Ancak Wen Qing ziyaret ettiğinde, pek de minnettar görünmüyordu.
Muayeneye hazırlanmak için yıkanmış ve giyinmişlerdi. Yatak takımları değiştirilmiş ve Lan Wangji tütsüyü yakmıştı. Kirli çamaşırlar kaldırılmıştı. Wei Ying mangalı yakmıştı. Oda saygın görünüyordu ve Lan Wangji evliliklerine dair tüm izleri sildiklerinden oldukça emindi.
Elbette kalçasındaki çürükler hariç. Wei Ying nazik olmaya çalışmıştı ama on birinci sayfa oldukça zorlayıcı olmuştu. Wei Ying’in çenesinin hemen altında da bir ısırık izi vardı. Lan Wangji, Wen Qing’in muayene için geleceğini unutmuştu. Bu yüzden on birinci sayfayı bitirdiklerinde, kocasında karşılıklı bir iz bırakmaya karar vermişti.
Wei Ying oldukça hızlı bir şekilde iyileşti. Ancak Lan Wangji, eğer sertçe ısırırsa izinin en az yarım şi süreceğini keşfetti. Kocası bu keşiften çok memnun olmuştu. Wen Qing’in her an gelebileceğini hatırlamadan önce epeyce deneme yapmışlardı. Sonra da odayı temizlemek ve kendilerine çeki düzen vermek için çabalamışlardı.
Çabaları Wen Qing’i kandıramadı. Gözleri hemen Wei Ying’in ısırık izine takıldı. Ardından Lan Wangji’nin kalçalarındaki çürüklere kaşlarını çattı. Azarlamadan önce onun cübbesini kapatmasını bekledi.
“Evliliğinizin bu kadar iyi gitmesine gerçekten çok sevindim.”
Sesi memnun olmuş gibi çıkmadı. Wei Ying’e yönelttiği bakışlar sütü kesebilirdi. Wei Ying en ufak bir pişmanlık belirtisi göstermeden ona gülümsedi.

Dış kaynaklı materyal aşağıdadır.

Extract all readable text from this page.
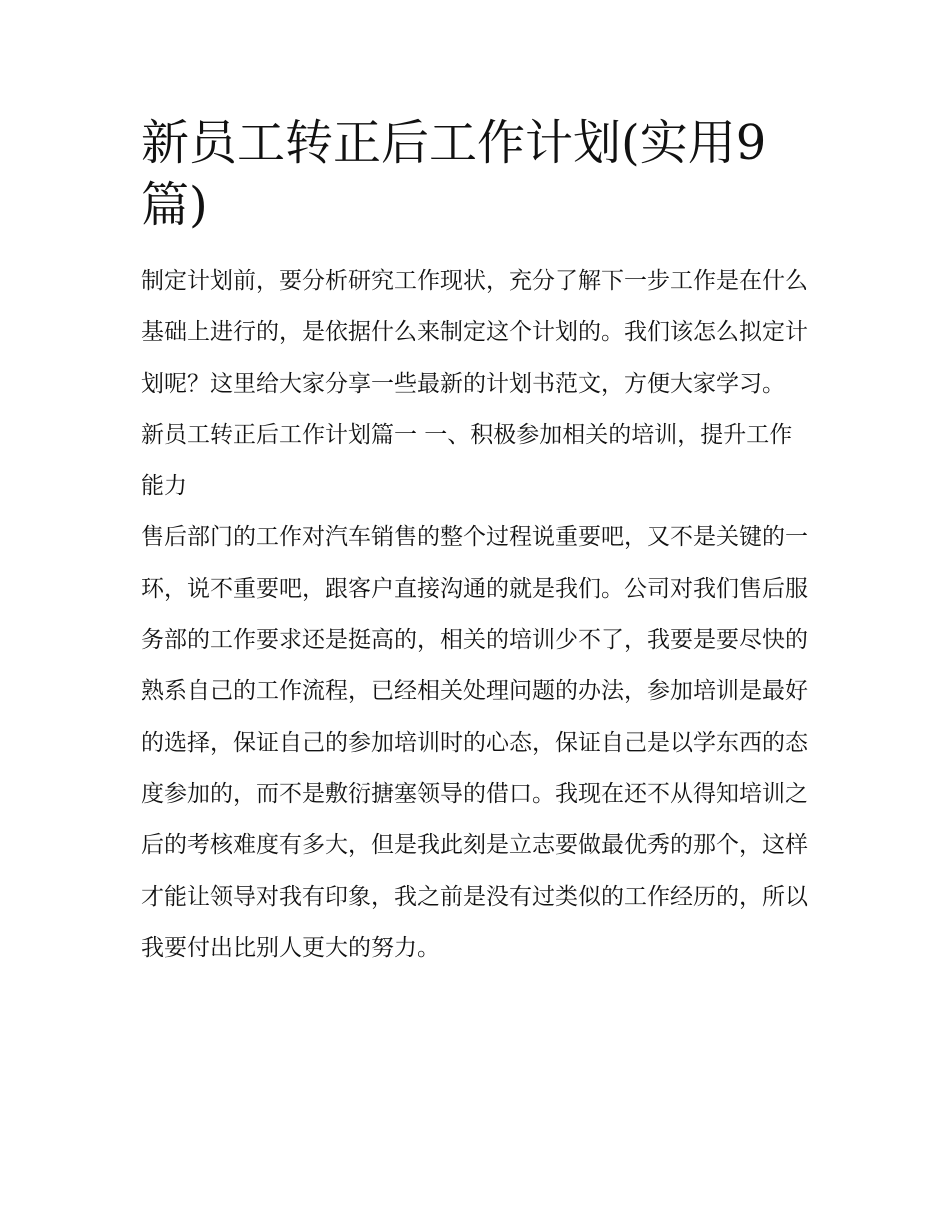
新员工转正后工作计划(实用9篇)

制定计划前，要分析研究工作现状，充分了解下一步工作是在什么基础上进行的，是依据什么来制定这个计划的。我们该怎么拟定计划呢？这里给大家分享一些最新的计划书范文，方便大家学习。

新员工转正后工作计划篇一 一、积极参加相关的培训，提升工作能力

售后部门的工作对汽车销售的整个过程说重要吧，又不是关键的一环，说不重要吧，跟客户直接沟通的就是我们。公司对我们售后服务部的工作要求还是挺高的，相关的培训少不了，我要是要尽快的熟系自己的工作流程，已经相关处理问题的办法，参加培训是最好的选择，保证自己的参加培训时的心态，保证自己是以学东西的态度参加的，而不是敷衍搪塞领导的借口。我现在还不从得知培训之后的考核难度有多大，但是我此刻是立志要做最优秀的那个，这样才能让领导对我有印象，我之前是没有过类似的工作经历的，所以我要付出比别人更大的努力。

“Ama ‘iyileşme sürecinde ağır efor sarf etmek yok’ dediğimde sadece kılıcını kullanmaktan bahsetmiyordum!”
Wei Ying’in gözleri parladı. Lan Wangji öne atıldı ve bir eliyle kocasının ağzını kapattı.
Doğruydu: sadece üç gündür doğru düzgün evliydiler. Ancak bu süre, Lan Wangji’nin kocasının ‘kılıç oyunları’ hakkında şaka yapma eğilimini keşfetmesine yetecek kadar uzundu. Wei Ying’in cevap olarak ne tür bir yorum yapacağını biliyordu. Lan Wangji kocasına sakinleştirici bir bakış gönderdi.
Wei Ying göz kırptı. Avucunu diliyle dudaklarının arasında gezdirdi ve Lan Wangji’nin yanaklarında sıcaklık yükseldi. Ama Wen Qing’e dönerken ifadesini nötr tuttu.
“Dikkatli davrandık.” diye söz verdi.
Wen Qing şüpheyle gözlerini kıstı. Wei Ying, kendi ifadesini verebilmek için Lan Wangji’nin elinden kurtuldu.
“Bu doğru! Gerçekten akrobatik pozisyonları Yeni Yıl sonrasına saklıyoruz!”
Sesi gururluydu, sanki onun kendilerini tuttukları için onları tebrik etmesini bekliyormuş gibiydi. Lan Wangji boynunun kızardığını hissetti. Neyse ki kimse ona dikkat etmiyordu. Wen Qing Wei Ying’e bir hamle yaptı ve o da eğildi.
“Ona yine ruhani enerji veriyorsun.”
Ses tonu yasaklayıcıydı. Belli ki yaptığı inceleme gerçeği çoktan ortaya çıkarmıştı. Wei Ying sadece omuz silkti ve parmaklarını birbirinden kıl payı ayırdı.
“Sadece birazcık. Merak etme, karşılığında bana bir şey vermeyecek!”
Lan Wangji oldukça mutsuz bir şekilde başını salladı. Kocasının qi’sinin vücudunda dolaştığını hissetmekten hoşlanıyordu. Bu, Lan Wangji’nin ikili uygulama söylentilerinden hayal ettiğinden çok daha samimiydi. Wei Ying ne zaman onu qi ile beslemeye çalışsa, Lan Wangji onu geri beslemek için güçlü bir dürtü duyuyordu.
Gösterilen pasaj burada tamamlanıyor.